Wednesday, May 16, 2012

Autism Behavior Checklist - The Tell-Tale Signs of Autism

Medical personnel often use evaluation tools to determine the types of symptoms in a patient and these symptoms' relationship with those that are prevalent among autistic individuals. Often, a good starting point is a checklist that can rule out the presence of symptoms of other conditions. One such checklist is provided below to help parents determine if their kids show the classical symptoms of autism. This autism behavior checklist is based on the triad of symptoms that is characteristic among patients - impaired social development, problems with communication, and repetitive behaviors.
Social Development
The first sign that a parent should look for if he suspects that his kid has autism is how the child responds to a social stimuli (examples: smile, touch, and hug).

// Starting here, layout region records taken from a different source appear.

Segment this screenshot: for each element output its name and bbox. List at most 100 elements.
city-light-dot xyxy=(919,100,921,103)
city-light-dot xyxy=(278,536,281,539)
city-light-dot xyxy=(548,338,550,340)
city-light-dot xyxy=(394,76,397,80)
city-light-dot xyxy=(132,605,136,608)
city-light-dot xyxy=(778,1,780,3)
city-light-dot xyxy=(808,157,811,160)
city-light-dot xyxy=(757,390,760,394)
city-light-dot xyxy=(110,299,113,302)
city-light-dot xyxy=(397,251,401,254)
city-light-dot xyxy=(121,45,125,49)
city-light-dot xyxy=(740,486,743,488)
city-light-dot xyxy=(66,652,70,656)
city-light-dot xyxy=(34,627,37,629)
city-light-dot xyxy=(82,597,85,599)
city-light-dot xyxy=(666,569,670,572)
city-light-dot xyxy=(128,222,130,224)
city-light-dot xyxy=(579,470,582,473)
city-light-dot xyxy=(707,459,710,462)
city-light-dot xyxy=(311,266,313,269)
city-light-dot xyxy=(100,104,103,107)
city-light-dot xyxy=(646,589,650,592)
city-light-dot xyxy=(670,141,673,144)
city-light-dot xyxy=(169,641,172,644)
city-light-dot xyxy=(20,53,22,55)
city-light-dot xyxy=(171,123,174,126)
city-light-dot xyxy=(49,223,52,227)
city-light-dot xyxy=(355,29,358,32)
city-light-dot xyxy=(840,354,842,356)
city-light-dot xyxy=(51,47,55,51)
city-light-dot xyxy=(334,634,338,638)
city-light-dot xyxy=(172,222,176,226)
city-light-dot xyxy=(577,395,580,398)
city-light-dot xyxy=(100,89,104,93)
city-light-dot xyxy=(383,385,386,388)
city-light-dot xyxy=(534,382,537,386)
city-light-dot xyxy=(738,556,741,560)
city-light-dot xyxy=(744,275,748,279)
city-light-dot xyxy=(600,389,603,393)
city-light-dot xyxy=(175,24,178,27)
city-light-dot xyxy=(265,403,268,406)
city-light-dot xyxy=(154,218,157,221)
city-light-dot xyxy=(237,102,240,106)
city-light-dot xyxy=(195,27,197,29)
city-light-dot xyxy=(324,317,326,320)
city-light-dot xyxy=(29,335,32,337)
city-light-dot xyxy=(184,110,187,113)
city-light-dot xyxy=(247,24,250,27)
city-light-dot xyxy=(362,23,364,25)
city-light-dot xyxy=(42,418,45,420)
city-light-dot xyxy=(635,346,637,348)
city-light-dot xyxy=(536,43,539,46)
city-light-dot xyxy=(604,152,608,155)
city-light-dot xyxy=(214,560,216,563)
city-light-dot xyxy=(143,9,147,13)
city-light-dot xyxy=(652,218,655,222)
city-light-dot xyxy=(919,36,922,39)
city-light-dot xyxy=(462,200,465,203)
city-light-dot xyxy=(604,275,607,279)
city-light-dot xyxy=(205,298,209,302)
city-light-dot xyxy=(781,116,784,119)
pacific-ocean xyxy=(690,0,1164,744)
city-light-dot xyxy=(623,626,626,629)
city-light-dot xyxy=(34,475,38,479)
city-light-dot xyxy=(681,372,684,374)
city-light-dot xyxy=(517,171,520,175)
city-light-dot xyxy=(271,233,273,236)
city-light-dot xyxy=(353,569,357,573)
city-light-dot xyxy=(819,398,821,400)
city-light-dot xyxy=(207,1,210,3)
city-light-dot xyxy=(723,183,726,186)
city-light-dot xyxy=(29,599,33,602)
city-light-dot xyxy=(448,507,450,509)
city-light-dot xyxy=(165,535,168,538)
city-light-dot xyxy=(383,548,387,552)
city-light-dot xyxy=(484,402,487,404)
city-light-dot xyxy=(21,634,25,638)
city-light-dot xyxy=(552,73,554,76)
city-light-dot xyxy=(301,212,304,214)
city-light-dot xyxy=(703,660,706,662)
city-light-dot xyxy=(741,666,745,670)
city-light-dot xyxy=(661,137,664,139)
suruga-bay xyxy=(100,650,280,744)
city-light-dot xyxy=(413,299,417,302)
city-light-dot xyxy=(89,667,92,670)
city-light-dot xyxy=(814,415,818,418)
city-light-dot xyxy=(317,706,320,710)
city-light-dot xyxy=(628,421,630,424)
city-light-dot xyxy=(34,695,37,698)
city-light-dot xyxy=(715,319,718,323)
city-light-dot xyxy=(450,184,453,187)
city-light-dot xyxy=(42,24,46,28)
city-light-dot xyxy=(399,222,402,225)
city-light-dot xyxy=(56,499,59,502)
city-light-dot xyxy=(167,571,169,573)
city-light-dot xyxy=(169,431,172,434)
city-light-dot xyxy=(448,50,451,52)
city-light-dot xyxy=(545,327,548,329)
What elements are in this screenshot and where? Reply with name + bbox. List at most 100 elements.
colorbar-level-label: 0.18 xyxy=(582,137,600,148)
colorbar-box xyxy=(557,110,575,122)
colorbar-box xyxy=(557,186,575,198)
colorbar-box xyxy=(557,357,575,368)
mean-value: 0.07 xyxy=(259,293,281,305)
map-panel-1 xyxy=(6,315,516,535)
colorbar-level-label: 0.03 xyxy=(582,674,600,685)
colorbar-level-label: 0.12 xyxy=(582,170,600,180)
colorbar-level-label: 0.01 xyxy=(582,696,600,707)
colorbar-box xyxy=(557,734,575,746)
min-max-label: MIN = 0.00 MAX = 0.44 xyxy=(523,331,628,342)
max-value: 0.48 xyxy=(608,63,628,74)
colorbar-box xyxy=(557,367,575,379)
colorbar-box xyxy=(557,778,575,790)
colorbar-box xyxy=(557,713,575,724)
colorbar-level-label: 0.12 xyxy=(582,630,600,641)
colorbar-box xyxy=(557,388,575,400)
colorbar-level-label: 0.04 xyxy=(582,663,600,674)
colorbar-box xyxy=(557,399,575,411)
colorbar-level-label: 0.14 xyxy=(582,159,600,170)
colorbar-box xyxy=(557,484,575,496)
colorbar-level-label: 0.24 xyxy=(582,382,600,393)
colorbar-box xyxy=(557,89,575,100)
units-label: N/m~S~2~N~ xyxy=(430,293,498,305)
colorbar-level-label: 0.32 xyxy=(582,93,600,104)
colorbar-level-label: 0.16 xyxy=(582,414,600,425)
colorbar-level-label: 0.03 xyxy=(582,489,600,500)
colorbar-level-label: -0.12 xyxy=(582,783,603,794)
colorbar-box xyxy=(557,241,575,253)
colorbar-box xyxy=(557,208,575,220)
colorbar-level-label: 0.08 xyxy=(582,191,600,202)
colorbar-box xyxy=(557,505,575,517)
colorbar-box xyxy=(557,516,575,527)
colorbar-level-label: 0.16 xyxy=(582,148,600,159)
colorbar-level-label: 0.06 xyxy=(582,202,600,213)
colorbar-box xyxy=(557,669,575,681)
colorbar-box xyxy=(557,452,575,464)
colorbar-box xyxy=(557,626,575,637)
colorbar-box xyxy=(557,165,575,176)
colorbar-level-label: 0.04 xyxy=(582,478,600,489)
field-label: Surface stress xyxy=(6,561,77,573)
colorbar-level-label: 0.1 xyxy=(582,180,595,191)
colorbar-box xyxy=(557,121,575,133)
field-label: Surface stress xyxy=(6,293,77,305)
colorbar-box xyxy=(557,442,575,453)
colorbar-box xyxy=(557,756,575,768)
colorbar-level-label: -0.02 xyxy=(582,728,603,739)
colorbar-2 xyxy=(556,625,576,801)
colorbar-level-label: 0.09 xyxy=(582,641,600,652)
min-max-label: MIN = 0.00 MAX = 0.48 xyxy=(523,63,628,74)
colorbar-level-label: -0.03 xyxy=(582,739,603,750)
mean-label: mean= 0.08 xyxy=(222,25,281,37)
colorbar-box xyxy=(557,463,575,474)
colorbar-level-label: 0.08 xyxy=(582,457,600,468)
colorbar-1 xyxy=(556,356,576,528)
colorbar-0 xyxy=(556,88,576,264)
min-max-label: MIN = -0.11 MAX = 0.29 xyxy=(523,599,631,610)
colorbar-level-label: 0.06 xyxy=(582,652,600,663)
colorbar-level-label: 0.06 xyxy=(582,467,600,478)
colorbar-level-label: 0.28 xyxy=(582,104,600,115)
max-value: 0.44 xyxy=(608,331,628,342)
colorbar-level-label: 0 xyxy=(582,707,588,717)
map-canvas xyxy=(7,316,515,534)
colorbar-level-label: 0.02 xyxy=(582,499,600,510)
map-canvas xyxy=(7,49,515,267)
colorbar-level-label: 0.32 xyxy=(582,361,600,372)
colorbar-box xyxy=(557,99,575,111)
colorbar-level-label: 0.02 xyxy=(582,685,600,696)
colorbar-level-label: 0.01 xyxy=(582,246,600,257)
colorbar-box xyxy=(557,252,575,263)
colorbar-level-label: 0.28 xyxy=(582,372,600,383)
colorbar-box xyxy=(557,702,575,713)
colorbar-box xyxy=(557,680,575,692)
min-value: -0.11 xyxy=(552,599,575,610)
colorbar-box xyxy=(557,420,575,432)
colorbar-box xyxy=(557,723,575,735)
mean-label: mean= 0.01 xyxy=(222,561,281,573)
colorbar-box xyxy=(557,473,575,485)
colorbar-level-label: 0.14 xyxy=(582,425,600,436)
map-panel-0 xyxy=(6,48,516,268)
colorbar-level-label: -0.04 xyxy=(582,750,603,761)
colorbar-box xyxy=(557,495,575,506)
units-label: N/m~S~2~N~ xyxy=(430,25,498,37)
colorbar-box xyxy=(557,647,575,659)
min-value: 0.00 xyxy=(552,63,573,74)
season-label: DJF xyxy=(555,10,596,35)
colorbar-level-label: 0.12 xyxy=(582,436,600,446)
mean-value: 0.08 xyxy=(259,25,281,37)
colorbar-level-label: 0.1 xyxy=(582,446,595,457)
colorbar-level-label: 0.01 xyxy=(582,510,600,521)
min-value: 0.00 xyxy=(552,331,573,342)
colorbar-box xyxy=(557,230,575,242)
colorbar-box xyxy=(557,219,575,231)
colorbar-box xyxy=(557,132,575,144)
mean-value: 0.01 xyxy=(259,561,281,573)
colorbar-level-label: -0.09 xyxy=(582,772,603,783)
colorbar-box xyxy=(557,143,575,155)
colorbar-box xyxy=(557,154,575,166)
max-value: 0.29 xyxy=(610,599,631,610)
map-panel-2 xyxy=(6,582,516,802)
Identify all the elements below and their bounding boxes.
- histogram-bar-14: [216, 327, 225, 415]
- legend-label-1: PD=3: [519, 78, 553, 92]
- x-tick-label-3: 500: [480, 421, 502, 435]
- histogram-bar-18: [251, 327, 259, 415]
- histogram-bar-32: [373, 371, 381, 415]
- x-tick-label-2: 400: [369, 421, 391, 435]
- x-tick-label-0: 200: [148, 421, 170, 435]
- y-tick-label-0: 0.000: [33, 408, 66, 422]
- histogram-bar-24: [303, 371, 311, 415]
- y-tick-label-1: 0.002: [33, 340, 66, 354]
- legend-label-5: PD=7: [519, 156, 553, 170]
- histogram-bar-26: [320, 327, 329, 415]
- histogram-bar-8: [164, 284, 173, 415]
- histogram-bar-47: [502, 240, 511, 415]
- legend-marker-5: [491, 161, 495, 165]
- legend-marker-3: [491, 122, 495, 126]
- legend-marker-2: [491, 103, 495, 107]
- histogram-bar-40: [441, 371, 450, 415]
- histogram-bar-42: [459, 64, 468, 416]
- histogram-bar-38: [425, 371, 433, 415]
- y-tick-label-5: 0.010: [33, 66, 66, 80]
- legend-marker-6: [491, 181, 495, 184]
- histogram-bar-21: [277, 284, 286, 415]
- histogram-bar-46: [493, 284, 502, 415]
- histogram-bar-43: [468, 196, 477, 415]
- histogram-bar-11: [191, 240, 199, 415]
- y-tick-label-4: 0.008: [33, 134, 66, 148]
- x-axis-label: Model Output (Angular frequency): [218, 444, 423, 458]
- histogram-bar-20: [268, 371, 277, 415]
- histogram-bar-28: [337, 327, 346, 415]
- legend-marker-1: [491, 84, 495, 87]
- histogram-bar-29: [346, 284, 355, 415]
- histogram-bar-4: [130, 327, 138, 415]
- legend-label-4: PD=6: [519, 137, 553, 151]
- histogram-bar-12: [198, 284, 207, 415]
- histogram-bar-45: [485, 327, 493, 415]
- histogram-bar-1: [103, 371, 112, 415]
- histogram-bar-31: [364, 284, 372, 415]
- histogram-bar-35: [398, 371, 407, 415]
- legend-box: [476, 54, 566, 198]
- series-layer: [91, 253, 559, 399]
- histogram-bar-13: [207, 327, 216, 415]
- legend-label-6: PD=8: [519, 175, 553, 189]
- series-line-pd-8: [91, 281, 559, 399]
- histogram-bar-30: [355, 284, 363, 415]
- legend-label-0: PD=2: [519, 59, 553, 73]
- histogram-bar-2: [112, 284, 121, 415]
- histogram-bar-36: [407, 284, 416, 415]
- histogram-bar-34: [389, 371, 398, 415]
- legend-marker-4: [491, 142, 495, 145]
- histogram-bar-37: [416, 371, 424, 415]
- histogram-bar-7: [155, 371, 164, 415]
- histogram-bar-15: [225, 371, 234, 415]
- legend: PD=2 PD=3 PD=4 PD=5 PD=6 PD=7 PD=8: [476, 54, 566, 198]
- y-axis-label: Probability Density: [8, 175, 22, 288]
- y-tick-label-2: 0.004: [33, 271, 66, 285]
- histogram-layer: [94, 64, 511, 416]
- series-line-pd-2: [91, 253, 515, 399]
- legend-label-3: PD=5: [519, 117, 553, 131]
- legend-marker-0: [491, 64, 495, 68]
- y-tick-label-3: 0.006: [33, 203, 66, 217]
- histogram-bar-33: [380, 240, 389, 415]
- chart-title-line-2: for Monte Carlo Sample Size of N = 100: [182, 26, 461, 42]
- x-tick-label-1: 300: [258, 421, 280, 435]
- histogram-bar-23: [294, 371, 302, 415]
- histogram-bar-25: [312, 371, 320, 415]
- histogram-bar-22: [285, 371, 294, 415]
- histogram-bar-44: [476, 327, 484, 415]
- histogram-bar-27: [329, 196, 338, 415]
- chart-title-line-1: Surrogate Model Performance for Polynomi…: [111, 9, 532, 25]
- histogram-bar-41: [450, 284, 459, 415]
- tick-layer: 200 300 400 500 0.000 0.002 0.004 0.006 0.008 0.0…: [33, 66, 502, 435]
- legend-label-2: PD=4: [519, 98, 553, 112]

Failure to give proper responses could be a sign of a delay in social development or a brain development disorder like autism. Other signs include:
- Does not demonstrate eye contact;
- Does not begin or maintain conversation;
- Tendency to make very few friends;
- Inability to recognize faces or emotions; and,
- May display aggressive behaviors.
The first three years of a child's life are marked with accelerated developments in the brain which are critical to the development of speech. During this period, the brain is very absorbent to languages and the nuances of communication. Thus, a normal child will reach milestones in speech development during this time at a very fast rate. But, for children with autism, these developments are somewhat impossible to attain. While they may start babbling at the age of six months, most of them may be stuck at that until a few months later. The following communication impairments should raise a flag:
- Failure to babble or to produce repetitive syllables at the age of six months
- Development of unusual gestures
- Parroting of other people's vocalization or echolalia (Although echolalia is a typical milestone of speech development, normal children tend to outgrow it. Autistic children don't unless their speech follows a normal development.);
- Use of reverse pronouns or misapplication of pronouns (Reverse pronouns is a condition whereby an autistic child refers to himself using his proper name or pronouns like "you", "she", or "he". This condition is closely related to echolalic speech);
- Inability to properly perform joint attention (This is a condition wherein the usage of nonverbal cues or gestures calls another person's attention towards a particular stimulus. Autistic children do not have this capacity. It is common for them to look at the finger that points the object instead of look at the object that is being pointed-at. They also lack the ability to point at objects.);
- Diminished responsiveness (Children with autism do not respond well to most stimulus.); and,
- Because they lack the skills that can help them communicate with people, they cannot share their feelings or demonstrate their ideas.
Repetitive Behaviors
There are many forms of repetitive and restrictive behaviors that are associated with autism. These include:
- Compulsive behavior or intense focus on sticking with a certain rule or routine;
- Tendency to stick with a pattern of behaviors, otherwise known as ritualistic behavior;
- Tendency towards sameness (Children with autism do not like being disturbed or seeing their things removed from their usual places.);
- Performing repetitive movements such as head rolling and spinning ;
- Tendency to perform behaviors that can injure oneself or another person; and,
- Intense focus or concentration on a particular object
It should be noted that an autism behavior checklist is far from becoming a diagnostic tool. It is, nevertheless, very helpful for many parents to confirm whether their kids have autism or not. If your kid zeroed in the checklist, congratulations. However, if you have a feeling that your child's behaviors are somewhat suspicious, you should start considering seeking expert advice.